First Steel Cut for Dreadnought Class SSBN Warspite
A significant milestone has been reached in the build program for the Dreadnought ballistic missile submarine program.
In a February 9th ceremony, the steel has been cut on Warspite, the third of four new Dreadnought Class submarines, currently in build at BAE Systems’ Barrow-in-Furness site.
Supporting tens of thousands of jobs across the UK, with 13,500 in the north-west of England specifically, this manufacturing milestone marks significant progress in one of the most complex engineering projects ever undertaken in the UK.
With 605 apprentices and 126 graduates also currently based in Barrow-in-Furness, the Dreadnought program brings huge benefits to the BAE Systems’ Submarines Academy for Skills and Knowledge, training the next generation of high-skilled engineers to build and maintain the UK’s submarine capability into the future.
Defence Procurement Minister, Alex Chalk KC, said:
Our nuclear deterrent protects every UK citizen from the most extreme threats, every minute of every day, and progress on the Dreadnought Class is crucial to maintaining our national security.
This milestone is a significant step forward in the Dreadnought program, supporting thousands of jobs and apprenticeships across the country, and protecting the UK and our allies for decades to come.
Comprising four new ballistic nuclear submarines, Dreadnought, Valiant, Warspite and King George VI, the Dreadnought Class will replace the Vanguard Class fleet.
Work will now continue on Warspite, alongside the first two boats – Dreadnought and Valiant – incorporating some of the most advanced systems ever built and using world-leading technology to deliver an effective and intensely formidable capability.
Rear Admiral Donald Doull, Senior Responsible Officer, Dreadnought, said:
Today is an important step in the ongoing delivery of the Continuous at Sea Deterrent. It is a key milestone for the Program’s mission to replace the current Vanguard Class submarines with four Dreadnought Class submarines, enabling their successful entry into service.

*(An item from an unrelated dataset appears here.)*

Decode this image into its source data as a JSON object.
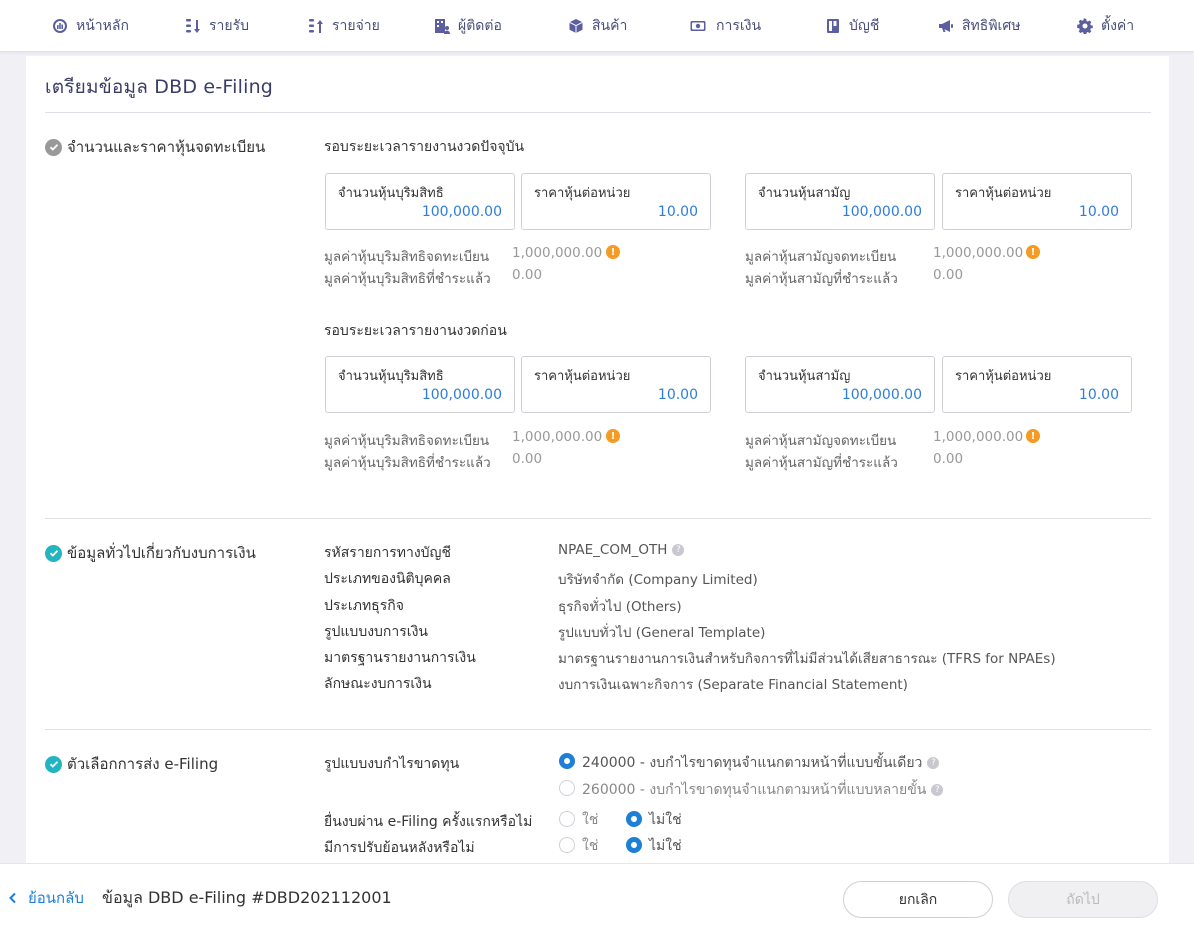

Successful delivery of the Dreadnought Program is a challenge that will take the determined effort of everybody with a responsibility for supporting the Program – getting to this milestone is a huge achievement, which reflects the personal and collective commitment of all concerned.
With each submarine approximately 153.6 metres – around the length of three Olympic swimming pools – each boat will also boast 26.4 miles of pipework and more than 20,000 cables stretching 215 miles – further than travelling between London and Leeds.
The Dreadnought submarines, which will start to enter service from the early 2030s, will protect not only our own vital interests but also those of our closest allies against the most extreme threats to our national security and way of life.